I never got why Doctor Who was so popular until I started watching it myself. And don’t judge, but I only started watching from season 5, when Matt Smith became the Doctor (it was also the first season they had on Netflix, so…) I’m sure Doctor Who fanatics will think that’s sacrilege. Which is understandable. I would think so too if I had been there from the very beginning of the show. However, as is usual for me, I didn’t want to watch the show and my brother, aka Binge-buddy, convinced me to try out an episode and I was swept straight into the TARDIS with the beloved Doctor, Amy, and Rory. For those of you who don’t know, the TARDIS is a space and time travelling blue box. Yeah, I know, pretty whacky.

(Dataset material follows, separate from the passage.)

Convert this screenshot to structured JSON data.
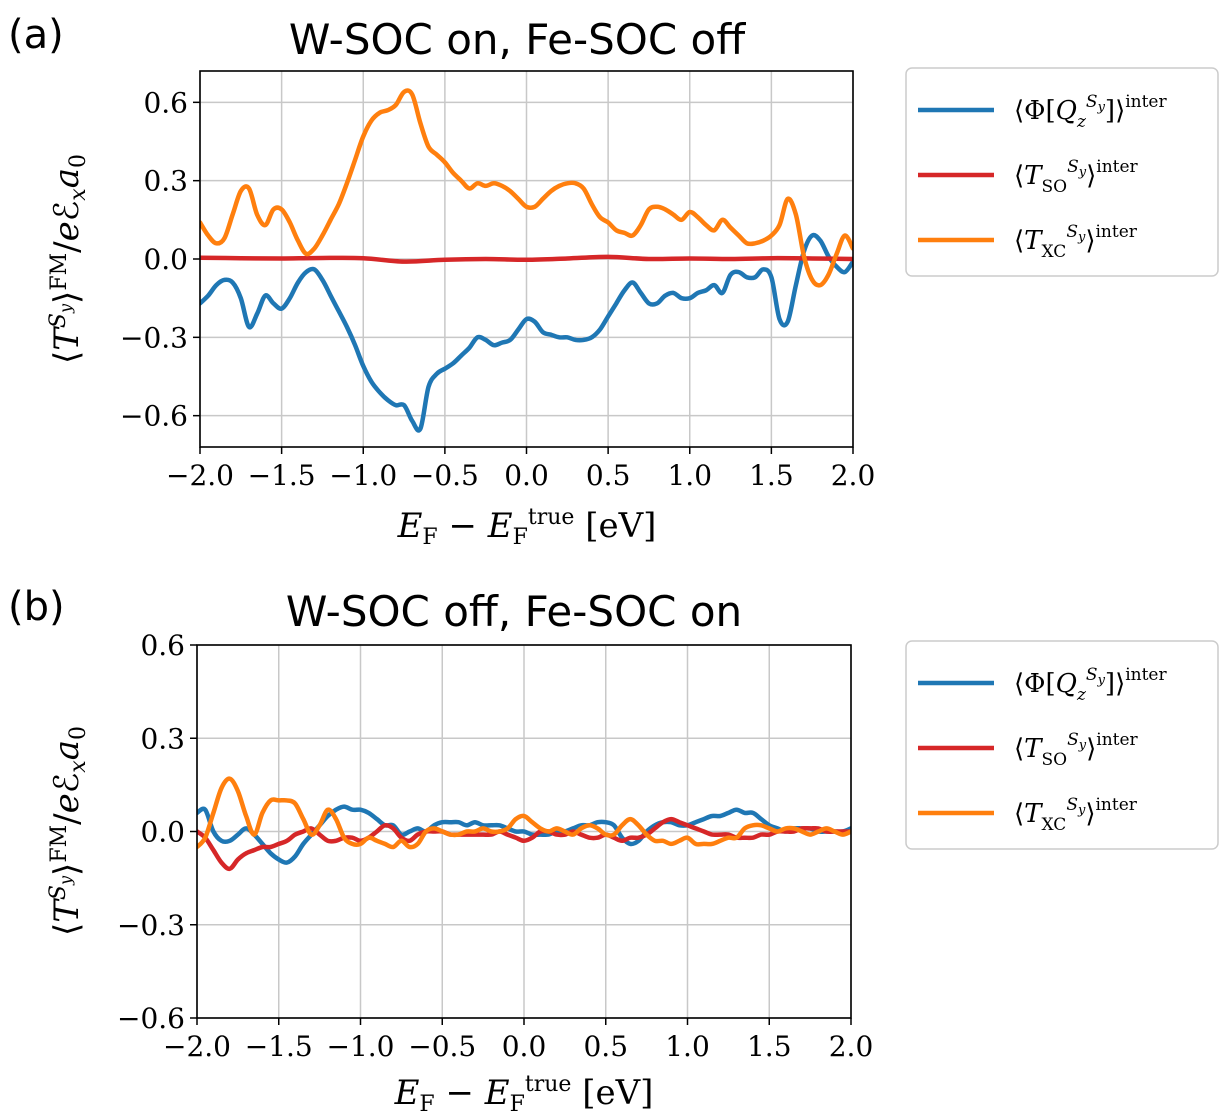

It happens a lot with me and my brother. He finds a movie or series that he thinks is cool and I think is not. I don’t want to watch, I end up watching it and loving it sometimes a little more than my brother. I can’t tell you how many times that has happened to me. I could name a couple like Rise of the Guardians, Maze Runner, obviously Doctor Who, CommunityMadmax (with Tom Hardy and Charlize Theron), Vikings, etc. etc. etc. I can go on, but I won’t. I guess I have a habit of judging a DVD by its cover.

I can’t describe to you why I like the show. It’s undeniably cheesy and full of good and bad dialogue. Some actors rise to the occasion (Matt Smith is brilliant), and some actors, not so much. The CGI animation is both cool and weird. And the aliens and monsters are bizarre and uncanny. And at times, the plot is cringe-worthy. BUT.

I love it!

It’s mind-bogglingly brilliant and the plot has spun me and my brother upside down and right way up again. I think we gasped and gawked right through season 6, saying things like, “Oh my god. Oh my god. Oh my god. Oh my god.” Or, ” What the_?” “How the hell?” “What?” Yeah, we went a little nuts. I think the best way to describe it to you is how my brother did. And I quote,

“Its like watching people playing dressup.”

So, yeah. 11 is a good number for me. I’m thoroughly enjoying the bizarre adventures of the 11th Doctor. I’ve come to realise bow ties are cool, and glasses and fezzes. Although, still not getting the whole fez thing. But Doctor Who is definitely Cool.